Sebagai penutup, KH Athian menegaskan posisi FUUI dengan jelas dan tegas. “Solusinya tetap satu, Palestina Merdeka tanpa syarat, Israel keluar tanpa syarat dan adili Netanyahu sebagai penjahat perang,” pungkasnya.
Kritik FUUI terhadap pidato Prabowo di PBB ini mencerminkan ketegangan antara diplomasi pragmatis yang dilakukan pemerintah dengan aspirasi ideologis sebagian besar masyarakat Indonesia. Perbedaan pandangan ini menunjukkan kompleksitas dalam merumuskan kebijakan luar negeri yang harus menyeimbangkan berbagai kepentingan dan nilai-nilai yang dianut bangsa.

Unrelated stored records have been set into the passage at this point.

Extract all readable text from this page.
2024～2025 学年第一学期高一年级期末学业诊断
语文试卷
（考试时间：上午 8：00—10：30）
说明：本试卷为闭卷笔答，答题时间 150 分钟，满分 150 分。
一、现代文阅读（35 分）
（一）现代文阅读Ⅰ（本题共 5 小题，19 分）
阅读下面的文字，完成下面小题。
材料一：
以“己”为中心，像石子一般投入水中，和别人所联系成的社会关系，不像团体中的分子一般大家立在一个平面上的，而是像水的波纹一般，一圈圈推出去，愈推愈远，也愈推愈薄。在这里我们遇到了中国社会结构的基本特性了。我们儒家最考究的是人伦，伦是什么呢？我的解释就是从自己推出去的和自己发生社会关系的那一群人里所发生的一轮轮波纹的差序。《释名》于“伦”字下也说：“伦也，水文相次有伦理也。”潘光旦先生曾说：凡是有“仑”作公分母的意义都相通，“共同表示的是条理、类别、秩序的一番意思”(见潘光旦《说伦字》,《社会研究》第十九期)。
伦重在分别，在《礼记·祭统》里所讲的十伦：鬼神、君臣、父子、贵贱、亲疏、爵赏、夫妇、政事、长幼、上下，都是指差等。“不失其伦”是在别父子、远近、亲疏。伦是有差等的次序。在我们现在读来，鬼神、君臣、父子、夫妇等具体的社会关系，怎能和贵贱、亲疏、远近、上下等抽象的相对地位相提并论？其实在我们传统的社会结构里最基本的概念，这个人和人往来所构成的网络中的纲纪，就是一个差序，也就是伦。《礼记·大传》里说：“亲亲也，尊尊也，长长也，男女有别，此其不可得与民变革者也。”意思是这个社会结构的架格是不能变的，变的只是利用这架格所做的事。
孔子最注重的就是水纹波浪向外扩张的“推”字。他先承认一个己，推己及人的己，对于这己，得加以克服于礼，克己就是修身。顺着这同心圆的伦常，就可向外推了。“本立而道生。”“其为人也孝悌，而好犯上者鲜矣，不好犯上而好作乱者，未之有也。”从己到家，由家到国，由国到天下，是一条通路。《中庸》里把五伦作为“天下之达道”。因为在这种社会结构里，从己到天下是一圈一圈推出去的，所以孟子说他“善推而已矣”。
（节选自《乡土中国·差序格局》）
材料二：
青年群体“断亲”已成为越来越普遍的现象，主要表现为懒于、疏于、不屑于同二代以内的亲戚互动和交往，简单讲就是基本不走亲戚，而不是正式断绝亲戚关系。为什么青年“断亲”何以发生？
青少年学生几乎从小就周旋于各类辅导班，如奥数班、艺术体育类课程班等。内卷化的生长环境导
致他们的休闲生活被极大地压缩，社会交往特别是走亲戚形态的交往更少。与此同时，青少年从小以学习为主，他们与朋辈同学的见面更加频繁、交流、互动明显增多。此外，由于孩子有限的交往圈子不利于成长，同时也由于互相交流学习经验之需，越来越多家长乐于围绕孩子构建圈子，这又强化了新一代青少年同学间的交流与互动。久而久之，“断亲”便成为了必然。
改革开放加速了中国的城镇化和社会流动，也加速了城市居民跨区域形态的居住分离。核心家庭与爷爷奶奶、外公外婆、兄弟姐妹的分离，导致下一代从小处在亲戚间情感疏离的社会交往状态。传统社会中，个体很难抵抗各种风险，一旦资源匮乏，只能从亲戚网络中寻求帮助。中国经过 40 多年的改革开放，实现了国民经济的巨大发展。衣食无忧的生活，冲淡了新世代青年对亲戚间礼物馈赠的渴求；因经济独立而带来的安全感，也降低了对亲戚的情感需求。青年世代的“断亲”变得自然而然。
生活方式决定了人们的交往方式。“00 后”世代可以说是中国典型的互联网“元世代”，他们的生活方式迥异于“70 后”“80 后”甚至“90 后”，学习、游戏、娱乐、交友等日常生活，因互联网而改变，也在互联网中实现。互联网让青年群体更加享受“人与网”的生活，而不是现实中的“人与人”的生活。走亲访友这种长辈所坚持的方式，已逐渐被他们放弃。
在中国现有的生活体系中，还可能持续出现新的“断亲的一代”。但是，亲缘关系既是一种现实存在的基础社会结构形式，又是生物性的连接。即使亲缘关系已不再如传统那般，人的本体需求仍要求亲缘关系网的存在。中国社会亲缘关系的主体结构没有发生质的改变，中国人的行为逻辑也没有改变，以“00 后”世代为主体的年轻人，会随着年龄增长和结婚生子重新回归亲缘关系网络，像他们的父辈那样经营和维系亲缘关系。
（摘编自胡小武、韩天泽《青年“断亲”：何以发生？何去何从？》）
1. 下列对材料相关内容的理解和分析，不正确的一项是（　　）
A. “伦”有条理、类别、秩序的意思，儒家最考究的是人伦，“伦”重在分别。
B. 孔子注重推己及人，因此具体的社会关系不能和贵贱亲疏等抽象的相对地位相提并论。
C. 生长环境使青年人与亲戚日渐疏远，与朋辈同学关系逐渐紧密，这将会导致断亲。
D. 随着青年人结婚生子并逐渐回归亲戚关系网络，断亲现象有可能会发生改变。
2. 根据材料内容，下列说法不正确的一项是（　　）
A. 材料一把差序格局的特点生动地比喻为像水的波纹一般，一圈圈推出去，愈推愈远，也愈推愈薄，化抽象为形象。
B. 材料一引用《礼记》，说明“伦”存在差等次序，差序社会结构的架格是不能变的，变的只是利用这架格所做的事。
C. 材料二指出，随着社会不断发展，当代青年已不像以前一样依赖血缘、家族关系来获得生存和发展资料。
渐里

Sebagaimana telah diketahui Presiden Amerika Serikat, Donald Trump “menyodorkan” sejumlah poin untuk Palestina dan Israel. Berikut ini isi 21 poin rencana Trump untuk Gaza dan Palestina:
- Gaza akan jadi zona deradikalisasi, bebas teror yang tidak menimbulkan ancaman bagi negara-negara tetangganya.

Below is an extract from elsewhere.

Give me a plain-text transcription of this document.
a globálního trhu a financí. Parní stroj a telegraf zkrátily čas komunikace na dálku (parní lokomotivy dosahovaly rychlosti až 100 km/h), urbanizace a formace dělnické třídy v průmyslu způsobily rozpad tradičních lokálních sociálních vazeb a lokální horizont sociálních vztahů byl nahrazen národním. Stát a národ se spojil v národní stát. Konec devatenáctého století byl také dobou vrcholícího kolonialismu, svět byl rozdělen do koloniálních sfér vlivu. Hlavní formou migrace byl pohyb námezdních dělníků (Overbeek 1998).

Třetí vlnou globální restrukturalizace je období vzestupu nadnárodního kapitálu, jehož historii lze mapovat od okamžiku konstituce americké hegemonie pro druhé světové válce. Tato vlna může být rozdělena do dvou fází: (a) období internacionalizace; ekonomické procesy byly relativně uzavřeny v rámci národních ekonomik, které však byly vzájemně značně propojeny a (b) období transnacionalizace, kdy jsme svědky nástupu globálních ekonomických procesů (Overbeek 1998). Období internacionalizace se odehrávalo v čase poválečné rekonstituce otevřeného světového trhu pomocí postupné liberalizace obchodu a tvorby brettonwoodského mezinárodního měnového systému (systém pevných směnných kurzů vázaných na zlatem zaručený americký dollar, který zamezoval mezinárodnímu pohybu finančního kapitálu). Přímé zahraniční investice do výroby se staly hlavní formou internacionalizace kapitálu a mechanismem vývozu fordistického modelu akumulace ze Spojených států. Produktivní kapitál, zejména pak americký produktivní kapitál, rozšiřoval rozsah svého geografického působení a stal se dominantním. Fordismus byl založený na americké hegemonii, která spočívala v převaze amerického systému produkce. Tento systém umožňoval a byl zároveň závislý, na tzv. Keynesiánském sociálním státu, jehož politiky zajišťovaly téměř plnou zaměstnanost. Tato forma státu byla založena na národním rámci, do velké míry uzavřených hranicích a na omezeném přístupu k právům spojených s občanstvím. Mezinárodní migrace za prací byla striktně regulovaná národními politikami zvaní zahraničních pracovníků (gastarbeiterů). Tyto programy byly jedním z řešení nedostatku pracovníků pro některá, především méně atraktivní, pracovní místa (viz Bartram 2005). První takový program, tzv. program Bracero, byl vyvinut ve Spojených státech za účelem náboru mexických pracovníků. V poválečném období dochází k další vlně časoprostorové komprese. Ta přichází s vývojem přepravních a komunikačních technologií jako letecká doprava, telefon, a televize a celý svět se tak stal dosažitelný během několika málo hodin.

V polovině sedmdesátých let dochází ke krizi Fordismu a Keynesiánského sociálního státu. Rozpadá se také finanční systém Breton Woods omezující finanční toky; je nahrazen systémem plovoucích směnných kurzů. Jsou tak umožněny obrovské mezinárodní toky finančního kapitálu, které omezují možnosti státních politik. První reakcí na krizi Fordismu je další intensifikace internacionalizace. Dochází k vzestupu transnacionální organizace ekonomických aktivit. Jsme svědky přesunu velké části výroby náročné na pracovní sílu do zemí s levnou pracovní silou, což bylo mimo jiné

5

- Gaza akan dibangun kembali untuk kepentingan rakyatnya.
- Jika Israel dan Hamas menyetujui usulan tersebut, perang akan segera berakhir, dengan IDF menghentikan semua operasi dan menarik diri dari Jalur Gaza secara bertahap.
- Dalam waktu 48 jam setelah Israel secara terbuka menerima kesepakatan tersebut, semua sandera yang hidup dan yang meninggal akan dikembalikan.
- Setelah pemulangan sandera, Israel akan membebaskan ratusan tahanan keamanan Palestina yang menjalani hukuman seumur hidup dan lebih dari 1.000 warga Gaza yang ditangkap sejak awal perang serta ratusan jenazah warga Palestina.
- Setelah pemulangan sandera, anggota Hamas yang berkomitmen hidup berdampingan secara damai akan diberi amnesti, sementara anggota yang ingin meninggalkan Jalur Gaza akan diberikan perjalanan aman ke negara penerima.
- Setelah kesepakatan tercapai, bantuan akan mengalir deras ke Jalur Gaza. Patokan jumlah sesuai kesepakatan pada Januari 2025.
- Distribusi bantuan dilakukan oleh PBB dan Bulan Sabit Merah bersama organisasi internasional lain yang tidak terkait dengan Israel maupun Hamas.
- Gaza akan dikelola oleh pemerintahan sementara dan transisi terdiri dari para teknokrat Palestina yang akan bertanggung jawab menyediakan layanan sehari-hari bagi rakyat di Jalur Gaza. Komite akan diawasi badan internasional baru yang dibentuk AS melalui konsultasi dengan mitra-mitra Arab dan Eropa.
- Rencana ekonomi akan disusun untuk membangun kembali Gaza. Ini akan melibatkan para ahli yang berpengalaman dalam pembangunan kota-kota modern di Timur Tengah dan lewat pertimbangan yang bertujuan menarik investasi dan menciptakan lapangan kerja.
- Zona ekonomi akan dibentuk, dengan tarif dan tingkat akses yang dikurangi akan dinegosiasikan oleh negara-negara peserta.
- Tidak seorang pun akan dipaksa meninggalkan Gaza, tetapi mereka yang memilih pergi akan diizinkan kembali. Warga Gaza didorong tetap tinggal dan diberi kesempatan membangun masa depan lebih baik.
- Hamas tidak akan memiliki peran apa pun dalam pemerintahan Gaza. Akan ada komitmen penghancuran infrastruktur militernya, termasuk terowongan. Para pemimpin baru Gaza akan berkomitmen hidup berdampingan secara damai dengan negara tetangganya.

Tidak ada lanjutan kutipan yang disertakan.